While previous research has shown a link between the AKT1 gene and cannabis smokers who go on to develop psychosis, this study by researchers at the University of Exeter and University College London is the first to examine healthy people's acute response to marijuana in the context of the AKT1 gene.

"The current study is the largest ever to be conducted on the acute response to cannabis. Our finding that psychotic-like symptoms when young people are 'stoned' are predicted by AKT1 variants is an exciting breakthrough, as this acute reaction is thought to be a marker of a person's risk of developing psychosis from smoking the drug,” said Val Curran, PhD, from the University College London in a statement.

In order to study the relationship between the effects of cannabis and AKT1 variants, the researchers recruited 442 participants (308 men, 114 women, aged between 16 and 23 years) and measured their symptoms of intoxication and memory loss while they were under the influence of their own cannabis, and again 7 days later when they were drug free. The researchers had the cannabis samples analyzed for their make-up and strength by the forensic science service.

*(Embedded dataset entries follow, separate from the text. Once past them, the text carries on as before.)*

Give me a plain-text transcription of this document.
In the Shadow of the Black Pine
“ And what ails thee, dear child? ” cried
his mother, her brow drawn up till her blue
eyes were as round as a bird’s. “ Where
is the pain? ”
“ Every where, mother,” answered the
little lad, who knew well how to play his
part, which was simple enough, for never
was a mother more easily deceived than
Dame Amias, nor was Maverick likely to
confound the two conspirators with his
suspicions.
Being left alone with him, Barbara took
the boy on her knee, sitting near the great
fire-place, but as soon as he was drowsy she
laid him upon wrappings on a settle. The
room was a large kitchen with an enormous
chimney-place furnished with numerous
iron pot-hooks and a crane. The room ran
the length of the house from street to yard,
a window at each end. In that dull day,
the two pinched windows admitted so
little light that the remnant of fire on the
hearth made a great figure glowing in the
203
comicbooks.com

The researchers found that those with variation at the rs2494732 locus of the AKT1 gene predicted acute psychotic response to cannabis, along with dependence on the drug and baseline schizotypal symptoms.

"These findings are the first to demonstrate that people with this AKT1 genotype are far more likely to experience strong effects from smoking cannabis, even if they are otherwise healthy,” said Celia Morgan, PhD, from the University of Exeter in a statement. “To find that having this gene variant means that you are more prone to mind-altering affects of cannabis when you don't have psychosis gives us a clue as to how it increases risk in healthy people. Putting yourself repeatedly in a psychotic or paranoid state might be one reason why these people could go on to develop psychosis when they might not have done otherwise. Although cannabis-induced psychosis is very rare, when it happens it can have a terrible impact on the lives of young people.”

The researchers also found that women were more vulnerable than men to short-term memory impairment after smoking marijuana.

“Animal studies have found that males have more of the receptors that cannabis works on in parts of the brain important in short term memory, such as the prefrontal cortex,” added Dr Morgan. “We need further research in this area, but our findings indicate that men could be less sensitive to the memory impairing effects of cannabis than females.”

The researchers hope that the findings from this study could help identify those most at risk for negative effects of cannabis smoking, and may aid in developing genotype-targeted medication.

Reference

Morgan CJA, Freeman TP, Powell J, Curran HV. AKT1 genotype moderates the acute psychotomimetic effects of naturalistically smoked cannabis in young cannabis smokers. Transl Psychiatry. 2016; doi:10.1038/tp.2015.219.